There are several noteworthy features to the current debate on RTE's financial woes. The first is that RTE is the classic curate's egg, a mixture of good and bad. On the semi-State scale, it is probably better than CIE, worse than the ESB. Most of its staff are committed and professional in their work, but in some areas the "job-for-life" mentality of the Civil Service still pervades.

The service that ushered in the millennium by showing the sweat trickling down Joe Dolan's chest, or that broadcast the same edition of the Challenging Times quiz programme twice without noticing, is capable of making brilliant programmes.

And even when the programmes aren't brilliant, they can still sometimes hold the national interest. Few had a good word to say about the recent hagiography of Des O'Malley, for example, but at least they looked at it.

A second feature of the debate is that everyone has an agenda. TV3's is obvious, but less apparent are the factors influencing newspaper comment.

Newspapers compete in the same advertising market as radio and television. Rupert Murdoch, who owns Sky TV, and Sir Anthony O'Reilly, whose multi-media business empire is increasingly involved in telecommunications, own the newspapers that have been most critical of RTE. The list of those who would gain from a debilitated national broadcaster is long.

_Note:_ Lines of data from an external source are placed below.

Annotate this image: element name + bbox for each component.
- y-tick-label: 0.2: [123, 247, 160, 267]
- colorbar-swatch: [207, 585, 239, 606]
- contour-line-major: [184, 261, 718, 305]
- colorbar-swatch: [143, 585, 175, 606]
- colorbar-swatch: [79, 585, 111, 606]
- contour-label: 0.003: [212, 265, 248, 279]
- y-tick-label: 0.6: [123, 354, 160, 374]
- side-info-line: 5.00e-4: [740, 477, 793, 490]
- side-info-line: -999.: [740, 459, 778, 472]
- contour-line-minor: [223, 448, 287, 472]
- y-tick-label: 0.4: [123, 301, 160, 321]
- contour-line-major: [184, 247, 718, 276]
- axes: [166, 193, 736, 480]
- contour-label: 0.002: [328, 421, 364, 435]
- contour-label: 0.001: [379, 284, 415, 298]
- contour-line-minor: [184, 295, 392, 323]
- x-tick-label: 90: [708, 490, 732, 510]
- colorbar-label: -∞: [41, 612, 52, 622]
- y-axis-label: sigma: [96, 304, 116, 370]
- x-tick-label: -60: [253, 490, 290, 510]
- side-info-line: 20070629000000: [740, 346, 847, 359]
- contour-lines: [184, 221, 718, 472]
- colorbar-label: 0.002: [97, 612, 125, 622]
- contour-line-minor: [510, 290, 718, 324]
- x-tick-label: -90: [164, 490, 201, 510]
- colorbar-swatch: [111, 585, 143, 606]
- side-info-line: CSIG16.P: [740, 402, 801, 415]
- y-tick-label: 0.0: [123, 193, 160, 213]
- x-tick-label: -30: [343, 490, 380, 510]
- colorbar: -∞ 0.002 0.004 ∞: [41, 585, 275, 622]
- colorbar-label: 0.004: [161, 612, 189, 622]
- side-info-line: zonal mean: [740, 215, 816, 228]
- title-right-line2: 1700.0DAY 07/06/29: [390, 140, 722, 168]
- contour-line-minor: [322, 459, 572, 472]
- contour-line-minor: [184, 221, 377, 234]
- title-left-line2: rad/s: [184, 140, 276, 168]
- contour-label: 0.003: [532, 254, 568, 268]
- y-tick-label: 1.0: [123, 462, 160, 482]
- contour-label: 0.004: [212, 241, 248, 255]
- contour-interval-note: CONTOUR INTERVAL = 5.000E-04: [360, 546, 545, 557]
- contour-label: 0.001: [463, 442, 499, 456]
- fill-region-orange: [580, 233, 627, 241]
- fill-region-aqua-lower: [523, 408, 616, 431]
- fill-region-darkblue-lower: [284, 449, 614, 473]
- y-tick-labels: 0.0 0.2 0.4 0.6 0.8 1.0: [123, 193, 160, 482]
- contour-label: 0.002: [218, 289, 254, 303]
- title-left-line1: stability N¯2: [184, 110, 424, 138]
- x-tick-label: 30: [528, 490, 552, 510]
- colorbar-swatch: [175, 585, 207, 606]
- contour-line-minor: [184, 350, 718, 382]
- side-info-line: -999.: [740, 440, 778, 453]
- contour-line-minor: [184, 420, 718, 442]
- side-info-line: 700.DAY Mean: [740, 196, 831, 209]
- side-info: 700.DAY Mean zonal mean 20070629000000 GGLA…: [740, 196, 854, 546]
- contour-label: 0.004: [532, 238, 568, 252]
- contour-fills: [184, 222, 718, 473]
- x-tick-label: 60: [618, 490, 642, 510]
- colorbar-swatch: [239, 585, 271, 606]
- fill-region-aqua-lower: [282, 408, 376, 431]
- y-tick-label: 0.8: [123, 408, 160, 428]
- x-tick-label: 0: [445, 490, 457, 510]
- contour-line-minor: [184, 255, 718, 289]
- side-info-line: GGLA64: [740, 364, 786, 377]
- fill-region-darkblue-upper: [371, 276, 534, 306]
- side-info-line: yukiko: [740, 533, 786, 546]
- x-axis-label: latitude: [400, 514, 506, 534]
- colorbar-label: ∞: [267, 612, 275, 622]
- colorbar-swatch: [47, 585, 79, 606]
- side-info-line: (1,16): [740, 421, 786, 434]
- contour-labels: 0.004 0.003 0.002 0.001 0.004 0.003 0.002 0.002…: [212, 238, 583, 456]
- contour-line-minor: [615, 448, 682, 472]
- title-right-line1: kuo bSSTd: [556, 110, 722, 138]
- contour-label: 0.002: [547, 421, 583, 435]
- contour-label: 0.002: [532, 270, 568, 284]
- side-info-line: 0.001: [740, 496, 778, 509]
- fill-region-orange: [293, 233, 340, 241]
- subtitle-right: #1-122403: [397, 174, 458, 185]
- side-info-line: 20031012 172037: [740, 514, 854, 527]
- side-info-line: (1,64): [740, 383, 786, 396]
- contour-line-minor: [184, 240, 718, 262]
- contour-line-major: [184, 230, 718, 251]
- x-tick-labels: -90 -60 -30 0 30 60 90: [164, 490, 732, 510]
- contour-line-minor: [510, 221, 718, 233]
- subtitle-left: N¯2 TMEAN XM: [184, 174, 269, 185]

There is, of course, nothing new about RTE's latest run-in with Government, as John Horgan's recent study of the Irish media demonstrates. Sile de Valera's grandad Eamon inaugurated the television service in 1961 by worrying aloud about the "decadence and dissolution" it would bring. The government and church frequently interfered with the new service, especially after The Late Late Show "invented" sex after 1962.

For a time in the 1980s when Ray Burke held the communications portfolio, it seemed that RTE was at war with Fianna Fail. As the Flood tribunal has discovered, Burke made numerous interventions which hobbled the State broadcaster and benefited his friends in the private sector.

In claiming to "level the playing pitch", he did raise legitimate questions about RTE's monopoly and its alleged abuse of this dominant position, but his actions proved a disaster for all concerned. Century Radio collapsed, TV3 took years to get off the ground, and RTE developed the financial problems that continue to this day.

It took the broadcaster a decade, from 1986 to 1996, to secure an increase of £8 in the licence fee, and this money was immediately swallowed up in the costs of starting up the Irish-language programming that has since become TG4.

RTE is a public service broadcaster, but we don't really know what that means. It gets two-thirds of its income from advertising and one-third from the licence fee, but sees nothing wrong with promotional giveaways and sponsorships in its programmes. It tries to be all things to all people - heavyweight and serious in its political coverage, hip and trendy on 2FM and Network 2, and global through its website.

Indeed, in some ways it is forced to be all things to all people. Coverage of the Fianna Fail ardfheis last year cost RTE £40,000, not counting the cost of the ratings drop such a porker would cause in the middle of a prime-time schedule. Whether it's regional coverage or sub-titling of programmes or broadcasting for refugees, RTE is expected to cover all the bases.

It sees the future in the new technology of digital broadcasting, but that doesn't come cheap. Much of the new funding that would accrue from a £50 licence fee increase it hopes to spend on digital channels. But no politician wants to put their name to something that could turn out to be the next Heaven's Gate. Far better to keep the patient on the drip with small licence increases.